I’ve never actually seen Dave argue that the *only* influence of LDL levels is energy status, but rather it’s the *biggest* influence (resulting in LDL-C doubling or even tripling depending on status if his hypothesis is correct and that is what’s changing the levels). So, even if energy is the *primary driver* it doesn’t mean it’s the *only* driver – thus things like fatty acid composition could conceivably influence levels through various means, especially as it appears they are not handled the same in all cases. So with energy status held at a constant it’s not a contradiction to acknowledge other factors could influence cholesterol levels (e.g. ketogenic diet one that’s high satfat and the other high monofat).

There are examples of different fatty acids being handled differently/resulting in different outcomes as well – there’s this paper which makes the point that VLDL composition changes depending on fat source the VLDL is carrying – namely cholesterol cargo is higher when a VLDL is made that’s carrying palmitic acid (saturated fat), versus oleic acid (monounsaturated) possibly due to structural differences of the fatty acids and (possibly) requirements in the structure of the lipoprotein for it to function properly thus more/less cholesterol to make up the difference. Perhaps one of the reasons why LDL-C goes higher with high saturated fat diets (more cholesterol per particle due to production requirements).

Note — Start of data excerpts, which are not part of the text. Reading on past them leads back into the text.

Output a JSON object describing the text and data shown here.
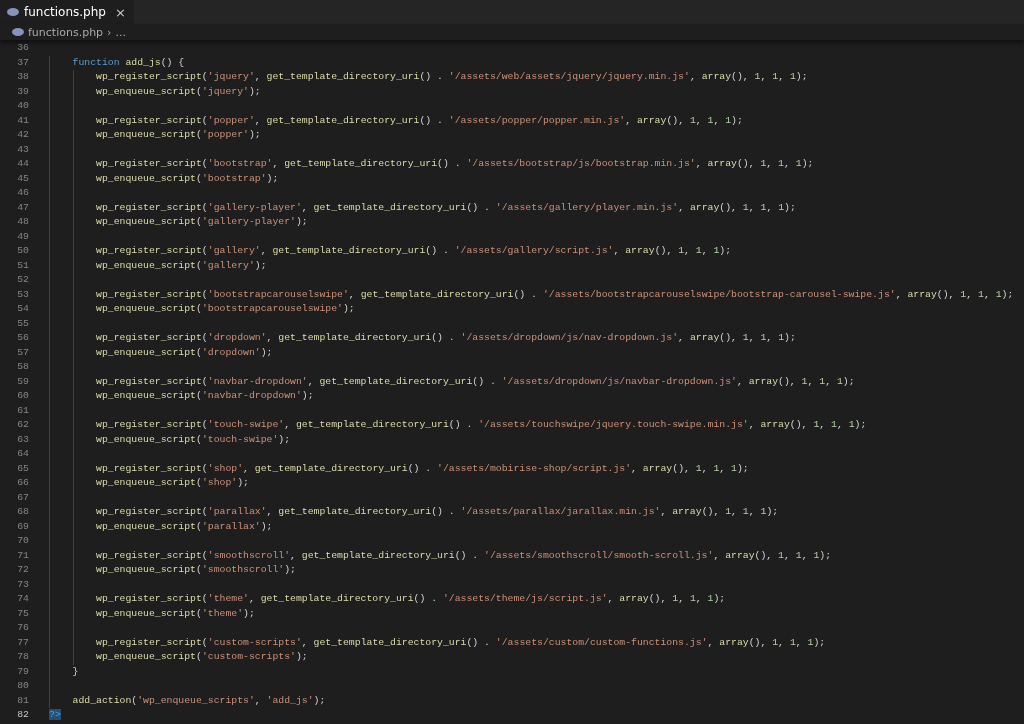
{
  "tabs": [
    {
      "label": "functions.php",
      "close": "×",
      "selected": true
    }
  ],
  "breadcrumb": {
    "file": "functions.php",
    "separator": "›",
    "more": "..."
  },
  "editor": {
    "lines": [
      {
        "number": "36",
        "current": false
      },
      {
        "number": "37",
        "current": false,
        "tokens": [
          {
            "kind": "kw",
            "text": "    function "
          },
          {
            "kind": "fn",
            "text": "add_js"
          },
          {
            "kind": "p",
            "text": "() {"
          }
        ]
      },
      {
        "number": "38",
        "current": false,
        "tokens": [
          {
            "kind": "fn",
            "text": "        wp_register_script"
          },
          {
            "kind": "p",
            "text": "("
          },
          {
            "kind": "s",
            "text": "'jquery'"
          },
          {
            "kind": "p",
            "text": ", "
          },
          {
            "kind": "fn",
            "text": "get_template_directory_uri"
          },
          {
            "kind": "p",
            "text": "() . "
          },
          {
            "kind": "s",
            "text": "'/assets/web/assets/jquery/jquery.min.js'"
          },
          {
            "kind": "p",
            "text": ", "
          },
          {
            "kind": "fn",
            "text": "array"
          },
          {
            "kind": "p",
            "text": "(), "
          },
          {
            "kind": "n",
            "text": "1"
          },
          {
            "kind": "p",
            "text": ", "
          },
          {
            "kind": "n",
            "text": "1"
          },
          {
            "kind": "p",
            "text": ", "
          },
          {
            "kind": "n",
            "text": "1"
          },
          {
            "kind": "p",
            "text": ");"
          }
        ]
      },
      {
        "number": "39",
        "current": false,
        "tokens": [
          {
            "kind": "fn",
            "text": "        wp_enqueue_script"
          },
          {
            "kind": "p",
            "text": "("
          },
          {
            "kind": "s",
            "text": "'jquery'"
          },
          {
            "kind": "p",
            "text": ");"
          }
        ]
      },
      {
        "number": "40",
        "current": false
      },
      {
        "number": "41",
        "current": false,
        "tokens": [
          {
            "kind": "fn",
            "text": "        wp_register_script"
          },
          {
            "kind": "p",
            "text": "("
          },
          {
            "kind": "s",
            "text": "'popper'"
          },
          {
            "kind": "p",
            "text": ", "
          },
          {
            "kind": "fn",
            "text": "get_template_directory_uri"
          },
          {
            "kind": "p",
            "text": "() . "
          },
          {
            "kind": "s",
            "text": "'/assets/popper/popper.min.js'"
          },
          {
            "kind": "p",
            "text": ", "
          },
          {
            "kind": "fn",
            "text": "array"
          },
          {
            "kind": "p",
            "text": "(), "
          },
          {
            "kind": "n",
            "text": "1"
          },
          {
            "kind": "p",
            "text": ", "
          },
          {
            "kind": "n",
            "text": "1"
          },
          {
            "kind": "p",
            "text": ", "
          },
          {
            "kind": "n",
            "text": "1"
          },
          {
            "kind": "p",
            "text": ");"
          }
        ]
      },
      {
        "number": "42",
        "current": false,
        "tokens": [
          {
            "kind": "fn",
            "text": "        wp_enqueue_script"
          },
          {
            "kind": "p",
            "text": "("
          },
          {
            "kind": "s",
            "text": "'popper'"
          },
          {
            "kind": "p",
            "text": ");"
          }
        ]
      },
      {
        "number": "43",
        "current": false
      },
      {
        "number": "44",
        "current": false,
        "tokens": [
          {
            "kind": "fn",
            "text": "        wp_register_script"
          },
          {
            "kind": "p",
            "text": "("
          },
          {
            "kind": "s",
            "text": "'bootstrap'"
          },
          {
            "kind": "p",
            "text": ", "
          },
          {
            "kind": "fn",
            "text": "get_template_directory_uri"
          },
          {
            "kind": "p",
            "text": "() . "
          },
          {
            "kind": "s",
            "text": "'/assets/bootstrap/js/bootstrap.min.js'"
          },
          {
            "kind": "p",
            "text": ", "
          },
          {
            "kind": "fn",
            "text": "array"
          },
          {
            "kind": "p",
            "text": "(), "
          },
          {
            "kind": "n",
            "text": "1"
          },
          {
            "kind": "p",
            "text": ", "
          },
          {
            "kind": "n",
            "text": "1"
          },
          {
            "kind": "p",
            "text": ", "
          },
          {
            "kind": "n",
            "text": "1"
          },
          {
            "kind": "p",
            "text": ");"
          }
        ]
      },
      {
        "number": "45",
        "current": false,
        "tokens": [
          {
            "kind": "fn",
            "text": "        wp_enqueue_script"
          },
          {
            "kind": "p",
            "text": "("
          },
          {
            "kind": "s",
            "text": "'bootstrap'"
          },
          {
            "kind": "p",
            "text": ");"
          }
        ]
      },
      {
        "number": "46",
        "current": false
      },
      {
        "number": "47",
        "current": false,
        "tokens": [
          {
            "kind": "fn",
            "text": "        wp_register_script"
          },
          {
            "kind": "p",
            "text": "("
          },
          {
            "kind": "s",
            "text": "'gallery-player'"
          },
          {
            "kind": "p",
            "text": ", "
          },
          {
            "kind": "fn",
            "text": "get_template_directory_uri"
          },
          {
            "kind": "p",
            "text": "() . "
          },
          {
            "kind": "s",
            "text": "'/assets/gallery/player.min.js'"
          },
          {
            "kind": "p",
            "text": ", "
          },
          {
            "kind": "fn",
            "text": "array"
          },
          {
            "kind": "p",
            "text": "(), "
          },
          {
            "kind": "n",
            "text": "1"
          },
          {
            "kind": "p",
            "text": ", "
          },
          {
            "kind": "n",
            "text": "1"
          },
          {
            "kind": "p",
            "text": ", "
          },
          {
            "kind": "n",
            "text": "1"
          },
          {
            "kind": "p",
            "text": ");"
          }
        ]
      },
      {
        "number": "48",
        "current": false,
        "tokens": [
          {
            "kind": "fn",
            "text": "        wp_enqueue_script"
          },
          {
            "kind": "p",
            "text": "("
          },
          {
            "kind": "s",
            "text": "'gallery-player'"
          },
          {
            "kind": "p",
            "text": ");"
          }
        ]
      },
      {
        "number": "49",
        "current": false
      },
      {
        "number": "50",
        "current": false,
        "tokens": [
          {
            "kind": "fn",
            "text": "        wp_register_script"
          },
          {
            "kind": "p",
            "text": "("
          },
          {
            "kind": "s",
            "text": "'gallery'"
          },
          {
            "kind": "p",
            "text": ", "
          },
          {
            "kind": "fn",
            "text": "get_template_directory_uri"
          },
          {
            "kind": "p",
            "text": "() . "
          },
          {
            "kind": "s",
            "text": "'/assets/gallery/script.js'"
          },
          {
            "kind": "p",
            "text": ", "
          },
          {
            "kind": "fn",
            "text": "array"
          },
          {
            "kind": "p",
            "text": "(), "
          },
          {
            "kind": "n",
            "text": "1"
          },
          {
            "kind": "p",
            "text": ", "
          },
          {
            "kind": "n",
            "text": "1"
          },
          {
            "kind": "p",
            "text": ", "
          },
          {
            "kind": "n",
            "text": "1"
          },
          {
            "kind": "p",
            "text": ");"
          }
        ]
      },
      {
        "number": "51",
        "current": false,
        "tokens": [
          {
            "kind": "fn",
            "text": "        wp_enqueue_script"
          },
          {
            "kind": "p",
            "text": "("
          },
          {
            "kind": "s",
            "text": "'gallery'"
          },
          {
            "kind": "p",
            "text": ");"
          }
        ]
      },
      {
        "number": "52",
        "current": false
      },
      {
        "number": "53",
        "current": false,
        "tokens": [
          {
            "kind": "fn",
            "text": "        wp_register_script"
          },
          {
            "kind": "p",
            "text": "("
          },
          {
            "kind": "s",
            "text": "'bootstrapcarouselswipe'"
          },
          {
            "kind": "p",
            "text": ", "
          },
          {
            "kind": "fn",
            "text": "get_template_directory_uri"
          },
          {
            "kind": "p",
            "text": "() . "
          },
          {
            "kind": "s",
            "text": "'/assets/bootstrapcarouselswipe/bootstrap-carousel-swipe.js'"
          },
          {
            "kind": "p",
            "text": ", "
          },
          {
            "kind": "fn",
            "text": "array"
          },
          {
            "kind": "p",
            "text": "(), "
          },
          {
            "kind": "n",
            "text": "1"
          },
          {
            "kind": "p",
            "text": ", "
          },
          {
            "kind": "n",
            "text": "1"
          },
          {
            "kind": "p",
            "text": ", "
          },
          {
            "kind": "n",
            "text": "1"
          },
          {
            "kind": "p",
            "text": ");"
          }
        ]
      },
      {
        "number": "54",
        "current": false,
        "tokens": [
          {
            "kind": "fn",
            "text": "        wp_enqueue_script"
          },
          {
            "kind": "p",
            "text": "("
          },
          {
            "kind": "s",
            "text": "'bootstrapcarouselswipe'"
          },
          {
            "kind": "p",
            "text": ");"
          }
        ]
      },
      {
        "number": "55",
        "current": false
      },
      {
        "number": "56",
        "current": false,
        "tokens": [
          {
            "kind": "fn",
            "text": "        wp_register_script"
          },
          {
            "kind": "p",
            "text": "("
          },
          {
            "kind": "s",
            "text": "'dropdown'"
          },
          {
            "kind": "p",
            "text": ", "
          },
          {
            "kind": "fn",
            "text": "get_template_directory_uri"
          },
          {
            "kind": "p",
            "text": "() . "
          },
          {
            "kind": "s",
            "text": "'/assets/dropdown/js/nav-dropdown.js'"
          },
          {
            "kind": "p",
            "text": ", "
          },
          {
            "kind": "fn",
            "text": "array"
          },
          {
            "kind": "p",
            "text": "(), "
          },
          {
            "kind": "n",
            "text": "1"
          },
          {
            "kind": "p",
            "text": ", "
          },
          {
            "kind": "n",
            "text": "1"
          },
          {
            "kind": "p",
            "text": ", "
          },
          {
            "kind": "n",
            "text": "1"
          },
          {
            "kind": "p",
            "text": ");"
          }
        ]
      },
      {
        "number": "57",
        "current": false,
        "tokens": [
          {
            "kind": "fn",
            "text": "        wp_enqueue_script"
          },
          {
            "kind": "p",
            "text": "("
          },
          {
            "kind": "s",
            "text": "'dropdown'"
          },
          {
            "kind": "p",
            "text": ");"
          }
        ]
      },
      {
        "number": "58",
        "current": false
      },
      {
        "number": "59",
        "current": false,
        "tokens": [
          {
            "kind": "fn",
            "text": "        wp_register_script"
          },
          {
            "kind": "p",
            "text": "("
          },
          {
            "kind": "s",
            "text": "'navbar-dropdown'"
          },
          {
            "kind": "p",
            "text": ", "
          },
          {
            "kind": "fn",
            "text": "get_template_directory_uri"
          },
          {
            "kind": "p",
            "text": "() . "
          },
          {
            "kind": "s",
            "text": "'/assets/dropdown/js/navbar-dropdown.js'"
          },
          {
            "kind": "p",
            "text": ", "
          },
          {
            "kind": "fn",
            "text": "array"
          },
          {
            "kind": "p",
            "text": "(), "
          },
          {
            "kind": "n",
            "text": "1"
          },
          {
            "kind": "p",
            "text": ", "
          },
          {
            "kind": "n",
            "text": "1"
          },
          {
            "kind": "p",
            "text": ", "
          },
          {
            "kind": "n",
            "text": "1"
          },
          {
            "kind": "p",
            "text": ");"
          }
        ]
      },
      {
        "number": "60",
        "current": false,
        "tokens": [
          {
            "kind": "fn",
            "text": "        wp_enqueue_script"
          },
          {
            "kind": "p",
            "text": "("
          },
          {
            "kind": "s",
            "text": "'navbar-dropdown'"
          },
          {
            "kind": "p",
            "text": ");"
          }
        ]
      },
      {
        "number": "61",
        "current": false
      },
      {
        "number": "62",
        "current": false,
        "tokens": [
          {
            "kind": "fn",
            "text": "        wp_register_script"
          },
          {
            "kind": "p",
            "text": "("
          },
          {
            "kind": "s",
            "text": "'touch-swipe'"
          },
          {
            "kind": "p",
            "text": ", "
          },
          {
            "kind": "fn",
            "text": "get_template_directory_uri"
          },
          {
            "kind": "p",
            "text": "() . "
          },
          {
            "kind": "s",
            "text": "'/assets/touchswipe/jquery.touch-swipe.min.js'"
          },
          {
            "kind": "p",
            "text": ", "
          },
          {
            "kind": "fn",
            "text": "array"
          },
          {
            "kind": "p",
            "text": "(), "
          },
          {
            "kind": "n",
            "text": "1"
          },
          {
            "kind": "p",
            "text": ", "
          },
          {
            "kind": "n",
            "text": "1"
          },
          {
            "kind": "p",
            "text": ", "
          },
          {
            "kind": "n",
            "text": "1"
          },
          {
            "kind": "p",
            "text": ");"
          }
        ]
      },
      {
        "number": "63",
        "current": false,
        "tokens": [
          {
            "kind": "fn",
            "text": "        wp_enqueue_script"
          },
          {
            "kind": "p",
            "text": "("
          },
          {
            "kind": "s",
            "text": "'touch-swipe'"
          },
          {
            "kind": "p",
            "text": ");"
          }
        ]
      },
      {
        "number": "64",
        "current": false
      },
      {
        "number": "65",
        "current": false,
        "tokens": [
          {
            "kind": "fn",
            "text": "        wp_register_script"
          },
          {
            "kind": "p",
            "text": "("
          },
          {
            "kind": "s",
            "text": "'shop'"
          },
          {
            "kind": "p",
            "text": ", "
          },
          {
            "kind": "fn",
            "text": "get_template_directory_uri"
          },
          {
            "kind": "p",
            "text": "() . "
          },
          {
            "kind": "s",
            "text": "'/assets/mobirise-shop/script.js'"
          },
          {
            "kind": "p",
            "text": ", "
          },
          {
            "kind": "fn",
            "text": "array"
          },
          {
            "kind": "p",
            "text": "(), "
          },
          {
            "kind": "n",
            "text": "1"
          },
          {
            "kind": "p",
            "text": ", "
          },
          {
            "kind": "n",
            "text": "1"
          },
          {
            "kind": "p",
            "text": ", "
          },
          {
            "kind": "n",
            "text": "1"
          },
          {
            "kind": "p",
            "text": ");"
          }
        ]
      },
      {
        "number": "66",
        "current": false,
        "tokens": [
          {
            "kind": "fn",
            "text": "        wp_enqueue_script"
          },
          {
            "kind": "p",
            "text": "("
          },
          {
            "kind": "s",
            "text": "'shop'"
          },
          {
            "kind": "p",
            "text": ");"
          }
        ]
      },
      {
        "number": "67",
        "current": false
      },
      {
        "number": "68",
        "current": false,
        "tokens": [
          {
            "kind": "fn",
            "text": "        wp_register_script"
          },
          {
            "kind": "p",
            "text": "("
          },
          {
            "kind": "s",
            "text": "'parallax'"
          },
          {
            "kind": "p",
            "text": ", "
          },
          {
            "kind": "fn",
            "text": "get_template_directory_uri"
          },
          {
            "kind": "p",
            "text": "() . "
          },
          {
            "kind": "s",
            "text": "'/assets/parallax/jarallax.min.js'"
          },
          {
            "kind": "p",
            "text": ", "
          },
          {
            "kind": "fn",
            "text": "array"
          },
          {
            "kind": "p",
            "text": "(), "
          },
          {
            "kind": "n",
            "text": "1"
          },
          {
            "kind": "p",
            "text": ", "
          },
          {
            "kind": "n",
            "text": "1"
          },
          {
            "kind": "p",
            "text": ", "
          },
          {
            "kind": "n",
            "text": "1"
          },
          {
            "kind": "p",
            "text": ");"
          }
        ]
      },
      {
        "number": "69",
        "current": false,
        "tokens": [
          {
            "kind": "fn",
            "text": "        wp_enqueue_script"
          },
          {
            "kind": "p",
            "text": "("
          },
          {
            "kind": "s",
            "text": "'parallax'"
          },
          {
            "kind": "p",
            "text": ");"
          }
        ]
      },
      {
        "number": "70",
        "current": false
      },
      {
        "number": "71",
        "current": false,
        "tokens": [
          {
            "kind": "fn",
            "text": "        wp_register_script"
          },
          {
            "kind": "p",
            "text": "("
          },
          {
            "kind": "s",
            "text": "'smoothscroll'"
          },
          {
            "kind": "p",
            "text": ", "
          },
          {
            "kind": "fn",
            "text": "get_template_directory_uri"
          },
          {
            "kind": "p",
            "text": "() . "
          },
          {
            "kind": "s",
            "text": "'/assets/smoothscroll/smooth-scroll.js'"
          },
          {
            "kind": "p",
            "text": ", "
          },
          {
            "kind": "fn",
            "text": "array"
          },
          {
            "kind": "p",
            "text": "(), "
          },
          {
            "kind": "n",
            "text": "1"
          },
          {
            "kind": "p",
            "text": ", "
          },
          {
            "kind": "n",
            "text": "1"
          },
          {
            "kind": "p",
            "text": ", "
          },
          {
            "kind": "n",
            "text": "1"
          },
          {
            "kind": "p",
            "text": ");"
          }
        ]
      },
      {
        "number": "72",
        "current": false,
        "tokens": [
          {
            "kind": "fn",
            "text": "        wp_enqueue_script"
          },
          {
            "kind": "p",
            "text": "("
          },
          {
            "kind": "s",
            "text": "'smoothscroll'"
          },
          {
            "kind": "p",
            "text": ");"
          }
        ]
      },
      {
        "number": "73",
        "current": false
      },
      {
        "number": "74",
        "current": false,
        "tokens": [
          {
            "kind": "fn",
            "text": "        wp_register_script"
          },
          {
            "kind": "p",
            "text": "("
          },
          {
            "kind": "s",
            "text": "'theme'"
          },
          {
            "kind": "p",
            "text": ", "
          },
          {
            "kind": "fn",
            "text": "get_template_directory_uri"
          },
          {
            "kind": "p",
            "text": "() . "
          },
          {
            "kind": "s",
            "text": "'/assets/theme/js/script.js'"
          },
          {
            "kind": "p",
            "text": ", "
          },
          {
            "kind": "fn",
            "text": "array"
          },
          {
            "kind": "p",
            "text": "(), "
          },
          {
            "kind": "n",
            "text": "1"
          },
          {
            "kind": "p",
            "text": ", "
          },
          {
            "kind": "n",
            "text": "1"
          },
          {
            "kind": "p",
            "text": ", "
          },
          {
            "kind": "n",
            "text": "1"
          },
          {
            "kind": "p",
            "text": ");"
          }
        ]
      },
      {
        "number": "75",
        "current": false,
        "tokens": [
          {
            "kind": "fn",
            "text": "        wp_enqueue_script"
          },
          {
            "kind": "p",
            "text": "("
          },
          {
            "kind": "s",
            "text": "'theme'"
          },
          {
            "kind": "p",
            "text": ");"
          }
        ]
      },
      {
        "number": "76",
        "current": false
      },
      {
        "number": "77",
        "current": false,
        "tokens": [
          {
            "kind": "fn",
            "text": "        wp_register_script"
          },
          {
            "kind": "p",
            "text": "("
          },
          {
            "kind": "s",
            "text": "'custom-scripts'"
          },
          {
            "kind": "p",
            "text": ", "
          },
          {
            "kind": "fn",
            "text": "get_template_directory_uri"
          },
          {
            "kind": "p",
            "text": "() . "
          },
          {
            "kind": "s",
            "text": "'/assets/custom/custom-functions.js'"
          },
          {
            "kind": "p",
            "text": ", "
          },
          {
            "kind": "fn",
            "text": "array"
          },
          {
            "kind": "p",
            "text": "(), "
          },
          {
            "kind": "n",
            "text": "1"
          },
          {
            "kind": "p",
            "text": ", "
          },
          {
            "kind": "n",
            "text": "1"
          },
          {
            "kind": "p",
            "text": ", "
          },
          {
            "kind": "n",
            "text": "1"
          },
          {
            "kind": "p",
            "text": ");"
          }
        ]
      },
      {
        "number": "78",
        "current": false,
        "tokens": [
          {
            "kind": "fn",
            "text": "        wp_enqueue_script"
          },
          {
            "kind": "p",
            "text": "("
          },
          {
            "kind": "s",
            "text": "'custom-scripts'"
          },
          {
            "kind": "p",
            "text": ");"
          }
        ]
      },
      {
        "number": "79",
        "current": false,
        "tokens": [
          {
            "kind": "p",
            "text": "    }"
          }
        ]
      },
      {
        "number": "80",
        "current": false
      },
      {
        "number": "81",
        "current": false,
        "tokens": [
          {
            "kind": "fn",
            "text": "    add_action"
          },
          {
            "kind": "p",
            "text": "("
          },
          {
            "kind": "s",
            "text": "'wp_enqueue_scripts'"
          },
          {
            "kind": "p",
            "text": ", "
          },
          {
            "kind": "s",
            "text": "'add_js'"
          },
          {
            "kind": "p",
            "text": ");"
          }
        ]
      },
      {
        "number": "82",
        "current": true,
        "tokens": [
          {
            "kind": "tag",
            "text": "?>"
          }
        ]
      }
    ]
  }
}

This same concept is speculated in this paper, wherein they say the protein on LDL mirrors the cargo inside and thus a specific structure of the cargo may be required for the LDL particle to function correctly.

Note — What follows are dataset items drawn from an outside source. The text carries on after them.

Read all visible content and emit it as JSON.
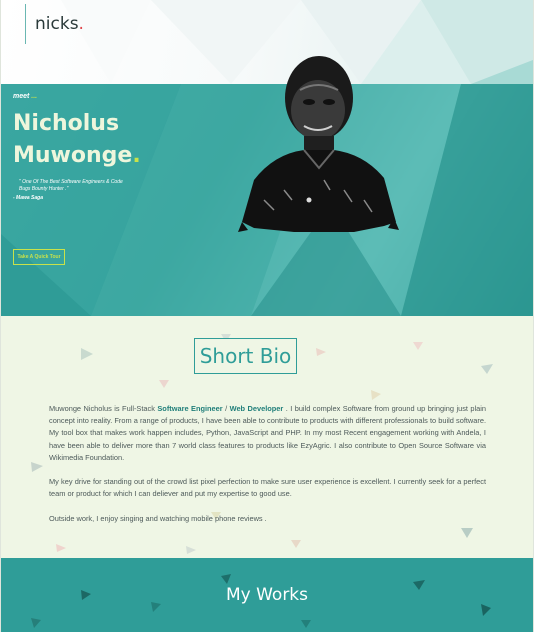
{
  "header": {
    "logo_text": "nicks",
    "logo_dot": "."
  },
  "hero": {
    "kicker": "meet",
    "kicker_dots": "...",
    "first_name": "Nicholus",
    "last_name": "Muwonge",
    "name_dot": ".",
    "quote": "\" One Of The Best Software Engineers & Code Bugs Bounty Hunter .\"",
    "quote_author": "- Mawa Saga",
    "cta_label": "Take A Quick Tour"
  },
  "bio": {
    "title": "Short Bio",
    "p1_a": "Muwonge Nicholus is Full-Stack ",
    "p1_role1": "Software Engineer",
    "p1_sep": " / ",
    "p1_role2": "Web Developer",
    "p1_b": " . I build complex Software from ground up bringing just plain concept into reality. From a range of products, I have been able to contribute to products with different professionals to build software. My tool box that makes work happen includes, Python, JavaScript and PHP. In my most Recent engagement working with Andela, I have been able to deliver more than 7 world class features to products like EzyAgric. I also contribute to Open Source Software via Wikimedia Foundation.",
    "p2": "My key drive for standing out of the crowd list pixel perfection to make sure user experience is excellent. I currently seek for a perfect team or product for which I can deliever and put my expertise to good use.",
    "p3": "Outside work, I enjoy singing and watching mobile phone reviews ."
  },
  "works": {
    "title": "My Works"
  },
  "colors": {
    "teal": "#2f9d98",
    "accent_lime": "#c8e24a",
    "logo_dot_red": "#e0474c",
    "bio_bg": "#eff6e5"
  }
}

There’s also this paper which states that if a VLDL particle is made with polyunsaturated fatty acids that it is more likely to be damaged as it’s being made and if it is sufficiently damaged, it will be degraded (trashed) and a new production attempt will be made (but if the same thing keeps occurring over all secretion would theoretically be lower).

It’s also stated in the literature that PUFAs result in higher hepatic (liver) LDL receptor expression (for what reason, I don’t know) which could likewise lower serum levels. PUFAs are also more ketogenic and thus the same amount of energy may be handled differently (shipped out in VLDL vs turned into ketones) depending on what type of energy it is (saturated, mono, poly).

But I imagine, if put to the test and measured on level of impact over all that energy status would win out over these in most if not all cases in realistic scenarios.

Edited for structure/clarity….

Ben Hoffman
2 years ago

I’m a bit confused about the APOC3 study. It looks like the summary says that people with the CC gene had lower triglycerides, but it looks in the table like both women and men with the CC gene had higher TGL than ones with the CA/AA gene.

Siobhan Huggins
Admin
Siobhan Huggins(@siobhanh)
2 years ago
Reply to  Ben Hoffman

Interesting catch – it seems as though the ratio of TG to HDL is “more favorable” but the triglycerides are higher looking at the table (though maybe not super significantly so). I’ve passed this off to Dave to take a look at as well and see if he has any thoughts.